Dans notre dos, la place Charles-de-Gaulle. Le guide évoque l’homme d’État selon le prisme des indépendances accordées aux colonies, mais aussi du discours qu’il a tenu à Marseille en 1961 au sujet de l’Algérie, ouvrant la porte à un État algérien, non sans “contreparties”. Début, estiment les auteurs, du néo-colonialisme, “qui nous fait croire que la colonisation n’existe plus alors que l’influence de la France en Afrique a continué”, déplore Zohra.

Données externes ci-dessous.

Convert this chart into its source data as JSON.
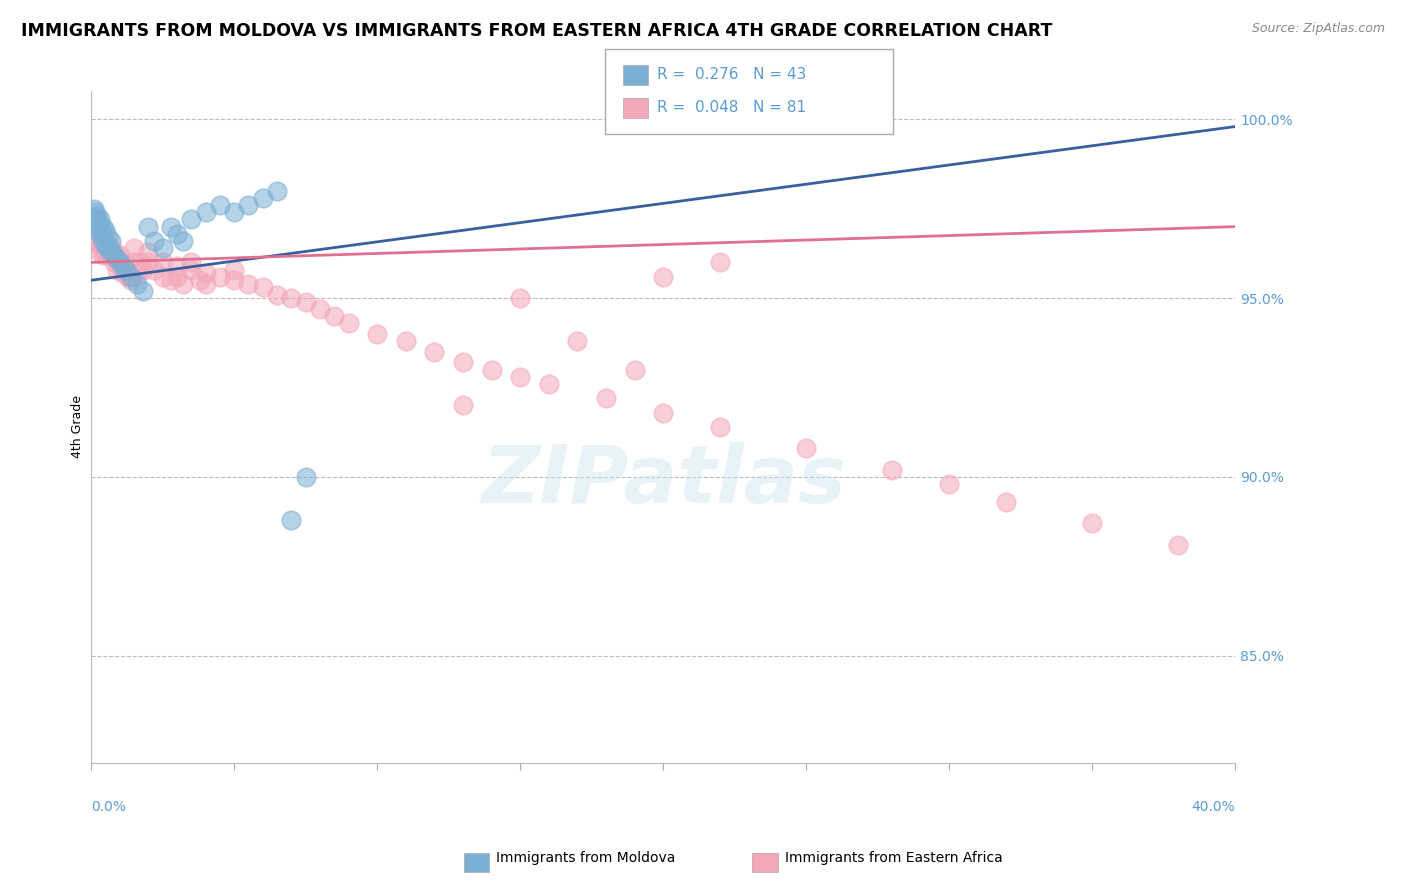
{
  "title": "IMMIGRANTS FROM MOLDOVA VS IMMIGRANTS FROM EASTERN AFRICA 4TH GRADE CORRELATION CHART",
  "source": "Source: ZipAtlas.com",
  "ylabel": "4th Grade",
  "moldova_color": "#7bafd4",
  "eastern_africa_color": "#f4a7b9",
  "moldova_line_color": "#3a5fa0",
  "eastern_africa_line_color": "#e07090",
  "xlim": [
    0.0,
    0.4
  ],
  "ylim": [
    0.82,
    1.008
  ],
  "background_color": "#ffffff",
  "watermark": "ZIPatlas",
  "title_fontsize": 12.5,
  "axis_label_fontsize": 9,
  "tick_fontsize": 10,
  "moldova_scatter": {
    "x": [
      0.001,
      0.001,
      0.0015,
      0.0015,
      0.002,
      0.002,
      0.002,
      0.0025,
      0.003,
      0.003,
      0.003,
      0.004,
      0.004,
      0.004,
      0.005,
      0.005,
      0.006,
      0.006,
      0.007,
      0.007,
      0.008,
      0.009,
      0.01,
      0.011,
      0.012,
      0.014,
      0.016,
      0.018,
      0.02,
      0.022,
      0.025,
      0.028,
      0.03,
      0.032,
      0.035,
      0.04,
      0.045,
      0.05,
      0.055,
      0.06,
      0.065,
      0.07,
      0.075
    ],
    "y": [
      0.975,
      0.972,
      0.971,
      0.974,
      0.973,
      0.97,
      0.972,
      0.971,
      0.97,
      0.968,
      0.972,
      0.968,
      0.97,
      0.966,
      0.969,
      0.965,
      0.967,
      0.964,
      0.966,
      0.963,
      0.962,
      0.961,
      0.96,
      0.959,
      0.958,
      0.956,
      0.954,
      0.952,
      0.97,
      0.966,
      0.964,
      0.97,
      0.968,
      0.966,
      0.972,
      0.974,
      0.976,
      0.974,
      0.976,
      0.978,
      0.98,
      0.888,
      0.9
    ]
  },
  "eastern_africa_scatter": {
    "x": [
      0.0005,
      0.001,
      0.001,
      0.0015,
      0.002,
      0.002,
      0.0025,
      0.003,
      0.003,
      0.003,
      0.004,
      0.004,
      0.004,
      0.005,
      0.005,
      0.006,
      0.006,
      0.007,
      0.007,
      0.008,
      0.008,
      0.009,
      0.009,
      0.01,
      0.01,
      0.011,
      0.012,
      0.013,
      0.014,
      0.015,
      0.015,
      0.016,
      0.017,
      0.018,
      0.02,
      0.02,
      0.022,
      0.025,
      0.025,
      0.028,
      0.03,
      0.03,
      0.032,
      0.035,
      0.035,
      0.038,
      0.04,
      0.04,
      0.045,
      0.05,
      0.05,
      0.055,
      0.06,
      0.065,
      0.07,
      0.075,
      0.08,
      0.085,
      0.09,
      0.1,
      0.11,
      0.12,
      0.13,
      0.14,
      0.15,
      0.16,
      0.18,
      0.2,
      0.22,
      0.25,
      0.28,
      0.3,
      0.32,
      0.35,
      0.38,
      0.15,
      0.2,
      0.22,
      0.17,
      0.19,
      0.13
    ],
    "y": [
      0.972,
      0.971,
      0.969,
      0.968,
      0.967,
      0.97,
      0.966,
      0.965,
      0.968,
      0.963,
      0.965,
      0.962,
      0.967,
      0.963,
      0.966,
      0.962,
      0.965,
      0.962,
      0.964,
      0.96,
      0.963,
      0.958,
      0.961,
      0.959,
      0.962,
      0.957,
      0.958,
      0.956,
      0.955,
      0.96,
      0.964,
      0.957,
      0.96,
      0.958,
      0.96,
      0.963,
      0.958,
      0.956,
      0.96,
      0.955,
      0.956,
      0.959,
      0.954,
      0.958,
      0.96,
      0.955,
      0.957,
      0.954,
      0.956,
      0.955,
      0.958,
      0.954,
      0.953,
      0.951,
      0.95,
      0.949,
      0.947,
      0.945,
      0.943,
      0.94,
      0.938,
      0.935,
      0.932,
      0.93,
      0.928,
      0.926,
      0.922,
      0.918,
      0.914,
      0.908,
      0.902,
      0.898,
      0.893,
      0.887,
      0.881,
      0.95,
      0.956,
      0.96,
      0.938,
      0.93,
      0.92
    ]
  },
  "moldova_trendline": {
    "x": [
      0.0,
      0.4
    ],
    "y": [
      0.955,
      0.998
    ]
  },
  "eastern_africa_trendline": {
    "x": [
      0.0,
      0.4
    ],
    "y": [
      0.96,
      0.97
    ]
  },
  "right_yticks": [
    1.0,
    0.95,
    0.9,
    0.85
  ],
  "right_yticklabels": [
    "100.0%",
    "95.0%",
    "90.0%",
    "85.0%"
  ]
}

Quelques centaines de mètres banals pour une plongée déjà profonde dans les entrailles d’une histoire peu ou mal connue. Le collectif démarre ces jours-ci une tournée de présentation du livre à Marseille et ailleurs et prévoit des interventions pédagogiques auprès de publics jeunes. Avec toujours cette volonté de soulever les tabous et de lancer le débat. “S’il y a des Algériens, des Marocains, des Antillais et des Sénégalais à Marseille, ce n’est pas par hasard, mais par rapport à une histoire, qui est l’Histoire de France, pose notre accompagnatrice. Une partie de cette histoire est insupportable, scandaleuse et il faut que tout le monde puisse la rencontrer.”

Le guide du Marseille colonial est sorti le 1er septembre aux Editions Syllepse / La courte échelle éditions.transit. Il s’accompagne d’un site internet où des billets complémentaires seront postés régulièrement. Les auteurs présenteront l’ouvrage à la librairie Transit le mardi 6 septembre à 19 h.